- Train in mindfulness
It's time to wake up and be more conscious of how you're using your computer or phone. I remember the days of wearing a watch which I constantly looked at even when I forgot to put it on. Get tuned in to unproductive habits and change them. Every time you get a digital alert, there's a slight increase in stress hormones released in your brain. When rapid fire, this effect takes a toll. It causes fatigue and sets you up to be more easily triggered to irritations, frustrations or anger. You lose coping skills. So if you begin to notice these unhealthy behaviors, you can get on a path to making more optimal choices. But first you have to pay attention on purpose!

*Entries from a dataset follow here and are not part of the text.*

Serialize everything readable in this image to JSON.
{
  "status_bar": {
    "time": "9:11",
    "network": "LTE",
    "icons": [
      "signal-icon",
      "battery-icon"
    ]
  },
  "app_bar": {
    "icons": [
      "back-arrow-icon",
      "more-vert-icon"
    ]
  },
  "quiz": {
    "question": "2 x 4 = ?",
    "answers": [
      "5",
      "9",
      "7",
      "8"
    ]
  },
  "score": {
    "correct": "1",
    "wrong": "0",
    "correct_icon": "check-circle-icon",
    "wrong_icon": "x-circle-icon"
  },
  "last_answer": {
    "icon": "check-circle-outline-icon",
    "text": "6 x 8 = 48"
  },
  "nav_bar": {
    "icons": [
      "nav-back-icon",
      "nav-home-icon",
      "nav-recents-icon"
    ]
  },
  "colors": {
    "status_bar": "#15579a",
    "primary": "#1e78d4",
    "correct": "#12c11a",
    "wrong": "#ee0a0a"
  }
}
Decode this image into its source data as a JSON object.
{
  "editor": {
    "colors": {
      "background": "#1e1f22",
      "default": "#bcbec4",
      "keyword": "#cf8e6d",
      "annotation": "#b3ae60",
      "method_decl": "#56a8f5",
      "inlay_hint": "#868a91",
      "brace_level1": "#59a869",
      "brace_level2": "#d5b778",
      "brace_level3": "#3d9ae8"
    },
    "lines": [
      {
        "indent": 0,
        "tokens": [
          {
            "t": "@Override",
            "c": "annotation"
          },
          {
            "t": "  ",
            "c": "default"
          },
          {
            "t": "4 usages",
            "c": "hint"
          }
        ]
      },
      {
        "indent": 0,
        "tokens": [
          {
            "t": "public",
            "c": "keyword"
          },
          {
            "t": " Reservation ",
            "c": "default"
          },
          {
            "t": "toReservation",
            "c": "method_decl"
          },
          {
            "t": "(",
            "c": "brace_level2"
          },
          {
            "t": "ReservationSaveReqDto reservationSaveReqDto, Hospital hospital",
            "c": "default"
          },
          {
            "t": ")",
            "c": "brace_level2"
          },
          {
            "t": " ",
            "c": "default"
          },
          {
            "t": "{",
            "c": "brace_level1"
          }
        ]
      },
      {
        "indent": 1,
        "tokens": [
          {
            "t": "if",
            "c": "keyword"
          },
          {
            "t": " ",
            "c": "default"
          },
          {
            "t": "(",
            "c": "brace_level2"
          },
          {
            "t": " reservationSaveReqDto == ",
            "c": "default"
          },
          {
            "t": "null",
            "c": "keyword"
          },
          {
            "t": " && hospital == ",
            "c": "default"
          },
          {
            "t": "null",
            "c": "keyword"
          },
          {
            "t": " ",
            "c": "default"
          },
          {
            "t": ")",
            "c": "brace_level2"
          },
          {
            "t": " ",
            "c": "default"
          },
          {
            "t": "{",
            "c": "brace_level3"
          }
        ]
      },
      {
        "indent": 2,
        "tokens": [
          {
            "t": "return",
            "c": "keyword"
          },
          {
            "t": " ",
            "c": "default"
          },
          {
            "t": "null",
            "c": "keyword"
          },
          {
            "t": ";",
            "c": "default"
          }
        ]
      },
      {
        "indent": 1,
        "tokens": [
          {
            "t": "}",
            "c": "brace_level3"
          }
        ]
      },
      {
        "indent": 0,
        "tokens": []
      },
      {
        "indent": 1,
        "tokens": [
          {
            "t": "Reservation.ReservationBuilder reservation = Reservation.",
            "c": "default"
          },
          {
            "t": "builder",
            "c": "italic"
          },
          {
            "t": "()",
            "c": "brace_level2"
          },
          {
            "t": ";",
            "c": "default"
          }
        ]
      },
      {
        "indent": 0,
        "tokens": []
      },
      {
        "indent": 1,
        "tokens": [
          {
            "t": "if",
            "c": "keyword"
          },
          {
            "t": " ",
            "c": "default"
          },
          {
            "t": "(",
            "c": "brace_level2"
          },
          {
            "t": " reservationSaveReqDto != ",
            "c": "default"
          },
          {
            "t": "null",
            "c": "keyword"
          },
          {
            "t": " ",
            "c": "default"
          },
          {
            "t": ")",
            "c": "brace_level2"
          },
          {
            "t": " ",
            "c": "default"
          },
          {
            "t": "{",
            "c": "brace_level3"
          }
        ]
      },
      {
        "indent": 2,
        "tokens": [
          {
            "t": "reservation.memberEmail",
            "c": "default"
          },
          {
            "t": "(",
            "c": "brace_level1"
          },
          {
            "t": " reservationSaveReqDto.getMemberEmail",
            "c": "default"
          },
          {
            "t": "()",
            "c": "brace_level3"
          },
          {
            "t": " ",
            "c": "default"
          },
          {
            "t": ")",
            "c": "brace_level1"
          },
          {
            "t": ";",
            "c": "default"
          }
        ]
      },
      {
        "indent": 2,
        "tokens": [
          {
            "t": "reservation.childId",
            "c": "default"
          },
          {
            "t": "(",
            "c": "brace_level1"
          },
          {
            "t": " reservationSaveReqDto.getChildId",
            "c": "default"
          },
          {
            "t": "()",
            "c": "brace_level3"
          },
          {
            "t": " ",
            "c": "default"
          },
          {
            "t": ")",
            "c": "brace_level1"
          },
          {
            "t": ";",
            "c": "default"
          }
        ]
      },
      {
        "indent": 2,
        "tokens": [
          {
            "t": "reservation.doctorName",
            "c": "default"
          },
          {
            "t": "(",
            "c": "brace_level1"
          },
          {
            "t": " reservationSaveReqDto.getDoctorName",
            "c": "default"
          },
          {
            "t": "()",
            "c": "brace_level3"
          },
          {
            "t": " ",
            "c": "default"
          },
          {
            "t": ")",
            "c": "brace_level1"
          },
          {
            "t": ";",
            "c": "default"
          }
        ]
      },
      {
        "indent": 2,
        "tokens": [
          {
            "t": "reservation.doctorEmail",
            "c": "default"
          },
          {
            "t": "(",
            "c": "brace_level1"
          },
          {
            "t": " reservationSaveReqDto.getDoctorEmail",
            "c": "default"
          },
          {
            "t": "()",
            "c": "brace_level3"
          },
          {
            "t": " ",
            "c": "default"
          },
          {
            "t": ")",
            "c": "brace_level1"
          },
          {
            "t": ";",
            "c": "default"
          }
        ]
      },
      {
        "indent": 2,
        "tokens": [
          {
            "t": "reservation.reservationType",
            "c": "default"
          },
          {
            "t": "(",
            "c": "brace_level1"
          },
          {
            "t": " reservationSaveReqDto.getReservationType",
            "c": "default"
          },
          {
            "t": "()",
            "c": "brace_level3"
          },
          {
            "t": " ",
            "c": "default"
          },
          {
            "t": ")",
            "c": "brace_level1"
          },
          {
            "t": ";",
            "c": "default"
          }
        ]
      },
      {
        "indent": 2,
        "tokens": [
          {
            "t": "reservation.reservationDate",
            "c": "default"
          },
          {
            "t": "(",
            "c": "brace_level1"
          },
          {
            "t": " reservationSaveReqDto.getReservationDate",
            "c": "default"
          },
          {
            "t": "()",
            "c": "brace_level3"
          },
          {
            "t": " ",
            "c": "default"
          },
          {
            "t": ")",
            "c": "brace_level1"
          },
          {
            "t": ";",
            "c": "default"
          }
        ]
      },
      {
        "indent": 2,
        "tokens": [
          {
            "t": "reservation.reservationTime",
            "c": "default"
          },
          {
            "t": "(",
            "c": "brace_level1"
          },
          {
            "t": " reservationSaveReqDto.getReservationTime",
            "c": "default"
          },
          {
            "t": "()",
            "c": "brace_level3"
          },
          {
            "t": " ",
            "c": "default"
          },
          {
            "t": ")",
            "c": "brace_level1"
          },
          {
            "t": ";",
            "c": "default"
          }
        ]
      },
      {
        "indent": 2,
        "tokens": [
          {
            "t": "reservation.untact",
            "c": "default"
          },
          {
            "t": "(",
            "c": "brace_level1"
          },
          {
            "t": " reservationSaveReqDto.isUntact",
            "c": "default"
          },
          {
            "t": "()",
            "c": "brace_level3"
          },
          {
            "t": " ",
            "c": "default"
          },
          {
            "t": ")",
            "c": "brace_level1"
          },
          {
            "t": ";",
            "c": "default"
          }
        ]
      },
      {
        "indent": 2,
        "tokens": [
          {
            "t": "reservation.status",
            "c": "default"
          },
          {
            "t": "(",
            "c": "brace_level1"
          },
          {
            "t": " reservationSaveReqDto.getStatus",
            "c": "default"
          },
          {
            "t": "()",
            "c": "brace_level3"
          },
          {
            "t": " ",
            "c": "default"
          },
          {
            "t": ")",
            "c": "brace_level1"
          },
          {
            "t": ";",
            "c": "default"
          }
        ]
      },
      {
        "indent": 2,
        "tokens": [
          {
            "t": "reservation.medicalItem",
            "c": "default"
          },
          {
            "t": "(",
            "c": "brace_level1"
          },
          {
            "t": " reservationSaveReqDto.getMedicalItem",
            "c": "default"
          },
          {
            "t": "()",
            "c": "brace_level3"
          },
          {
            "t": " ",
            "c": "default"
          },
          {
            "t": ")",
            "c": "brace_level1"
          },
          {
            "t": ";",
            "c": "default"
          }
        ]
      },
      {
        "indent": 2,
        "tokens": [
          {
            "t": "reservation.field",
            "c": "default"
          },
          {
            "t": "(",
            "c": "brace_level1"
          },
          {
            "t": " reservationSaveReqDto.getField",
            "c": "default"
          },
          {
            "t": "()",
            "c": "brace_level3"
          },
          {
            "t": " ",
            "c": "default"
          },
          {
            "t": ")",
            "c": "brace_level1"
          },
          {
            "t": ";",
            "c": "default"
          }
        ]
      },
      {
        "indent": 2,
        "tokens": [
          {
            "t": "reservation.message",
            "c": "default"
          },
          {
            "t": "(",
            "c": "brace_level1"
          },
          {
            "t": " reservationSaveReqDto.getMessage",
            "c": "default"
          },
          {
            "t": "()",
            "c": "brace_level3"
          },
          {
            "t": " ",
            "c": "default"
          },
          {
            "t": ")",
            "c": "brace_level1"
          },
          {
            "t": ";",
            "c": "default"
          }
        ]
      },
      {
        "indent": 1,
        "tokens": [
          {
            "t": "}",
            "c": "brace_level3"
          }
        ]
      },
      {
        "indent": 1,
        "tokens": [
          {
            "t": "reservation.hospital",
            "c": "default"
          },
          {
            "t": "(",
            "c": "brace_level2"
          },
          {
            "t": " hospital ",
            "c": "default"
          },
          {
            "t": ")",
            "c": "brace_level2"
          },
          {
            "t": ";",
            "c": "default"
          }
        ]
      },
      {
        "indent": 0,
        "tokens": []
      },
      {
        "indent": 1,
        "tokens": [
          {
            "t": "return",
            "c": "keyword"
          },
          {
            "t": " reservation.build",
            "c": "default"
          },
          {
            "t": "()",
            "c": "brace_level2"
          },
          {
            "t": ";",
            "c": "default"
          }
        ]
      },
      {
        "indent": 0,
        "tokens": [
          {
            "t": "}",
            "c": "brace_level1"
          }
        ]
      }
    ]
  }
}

- Offload social media mania
Many people are guilty of being on the Internet endless hours a day. Studies show a significant result is an increase in overall unhappiness. If your work requires social media screen time, you can use aggregate sites to manage delivery automatically. Sites like Hootsuite and Edgar offer the ability to create messages for all your social media outlets at once. You can create a month of postings in an hour and thus manage your time more effectively and minimize your exposure to all those annoying and manipulative posts and tweets, etc. Pick one day and track the amount of time you spend online so you'll conclusively know your hourly investment. If it's cumulatively more than 90 minutes, commit to scaling back.
- Improve concentration and productivity by taking regular breaks
To optimize performance, neuroscientists suggest a mental time-out every 90 minutes. Take a minute or two to stretch, stand tall, sigh, breath deeply. It gives your body and brain a chance to refresh and reset. In fact, slow, deep breaths signal the nervous system to calm down and oxygenate cells to perform more optimally. I’ve created a “productivity pause” which is a 3-minute period to clear all thoughts using a guided experience. It’s free at 3MinutestoDestress.com. The more often you practice taking time to quiet your mind, the better your brain functions. By resting your mind, you actually increase your effectiveness and productivity. It seems counter-intuitive but it's actually a way to expand time!
- Filter what you see and hear
Instead of reacting with judgment, fear or anger, stop to consider that perhaps the information is neither good nor bad. It just IS! And whatever it is will pass! Everything is in a state of change, like the ebb and flow of tides. Remain calm and centered. Fear is an enemy of rational and creative thinking. Steve Jobs once said "...Don't let the noise of others' opinions drown out your own inner voice. And most important, have the courage to follow your heart and intuition." Trust your own instincts and the more you tune in to your inner guidance system, the more you will connect to universal truths.
- Create an intentional morning routine to maintain balance
More and more successful CEOs and entrepreneurs recognize the benefits of beginning the day with a brief period of deliberate quiet. By allowing time to self-reflect for 10 minutes before even getting out of bed, you establish more positive intentions for how you want to show up in your day. This activity builds brain health. You’re able to focus more strategically and use energy more wisely. Keep yourself from jumping online which immediately propels you off course with distractions. Be vigilant in sticking to your self-care routine.
- Spend real in-person time with friends, family, associates, employees
Turn off all devices and look into their eyes as you communicate. Connect person to person. Recently, I listened to a presentation about a two-income family. Late at night the couple was in bed, each plugged into their personal tablets responding to work emails and texts. Suddenly the wife got a text: "Do you want to talk?" It seemed an innocuous question until she realized it was from her husband who was a touchable distance from her. So talk, touch, interact and be fully present when you're with people who are important in your life.
- Take a "digication" (my new word!)
Deliberately unplug for at least an hour a day from news and electronics, Take a quiet walk in nature. Listen to relaxing music. Write in a journal. Make love. Use the time to clear your thoughts and de-stress. Reconnect to your sensory perceptions. If you can't access a pleasant experience for a break, visualize one. Activating your five senses is important to maintain connections within your brain's neural pathways. I work with clients with severe anxiety and by fully visualizing their "happy place" with all its colors, shapes, sounds, smells and feelings, they feel happier. They feel as if they are there in that joyful spot. Creating visualizations can release feel-good hormones that interrupt traumatic or painful thoughts and patterns. So if you can't physically get away, visualize yourself disconnected from all your buzzing and ringing. For certain, you'll feel better!